姉から電話が来た。
昔から一方的に喋って人の話は聞かない彼女だけれど、そんでもって長電話だけれど、身体が不調でなかなか外に出られない彼女を思って、いつも最後まで話を聴く。
いつも内容は、自分の体調不良の話と大昔の話。
令和の時代の話をしていたと思っていたら、昭和40年代に飛んでいたりするので、こちらが混乱する。
あっちに飛び、こっちに飛びの話し方は若い時からそうだから、私は諦めてお付き合いする。で、延々と彼女の過去も含めた体調不良の話を聞く羽目になるのだ。

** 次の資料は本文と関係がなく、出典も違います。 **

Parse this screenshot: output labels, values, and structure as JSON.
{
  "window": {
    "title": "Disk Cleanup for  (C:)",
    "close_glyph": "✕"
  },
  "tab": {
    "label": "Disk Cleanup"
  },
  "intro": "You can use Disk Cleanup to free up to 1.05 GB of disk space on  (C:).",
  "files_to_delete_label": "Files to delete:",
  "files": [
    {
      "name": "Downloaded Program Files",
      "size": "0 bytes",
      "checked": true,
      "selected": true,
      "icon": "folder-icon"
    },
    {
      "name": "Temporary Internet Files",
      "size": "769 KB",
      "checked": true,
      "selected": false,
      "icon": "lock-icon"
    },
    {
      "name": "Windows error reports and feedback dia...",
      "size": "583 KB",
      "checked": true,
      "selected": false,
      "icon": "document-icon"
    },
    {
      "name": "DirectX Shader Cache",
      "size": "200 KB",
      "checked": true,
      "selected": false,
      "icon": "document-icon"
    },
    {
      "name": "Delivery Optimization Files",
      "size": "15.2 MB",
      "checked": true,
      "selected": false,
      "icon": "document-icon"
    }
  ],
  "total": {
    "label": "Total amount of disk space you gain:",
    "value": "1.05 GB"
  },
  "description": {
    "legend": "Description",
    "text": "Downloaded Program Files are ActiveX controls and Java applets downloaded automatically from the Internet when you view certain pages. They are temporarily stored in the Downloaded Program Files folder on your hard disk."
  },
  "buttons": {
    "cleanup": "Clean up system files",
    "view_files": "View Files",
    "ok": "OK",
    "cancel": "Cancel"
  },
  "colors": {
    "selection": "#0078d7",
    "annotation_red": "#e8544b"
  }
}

私だって癌治療中で、色々大変なのよ~って、言いたいけれど、いつも彼女の「貴方は大丈夫よね」の一言で終わってしまう。
大丈夫じゃないって!(心の声)
母が今も存命なのか二人とも知らない、と言う話になった。
姉と私は幼児期に両親に養育放棄された。
私の中ではとっくに昇華してしまった両親との過去を彼女はまだ引きずっていた。
あたかも目の前に母がいるかのように、怒りを吐き出す姉に少したじろぐ。
1歳違いの姉は、もの心もついて私よりも傷つくことが多かったのかもしれない。
過去は取り戻せない。それでも、誰かに怒りをぶつけることで、姉の中でカタルシスとなれば良いか。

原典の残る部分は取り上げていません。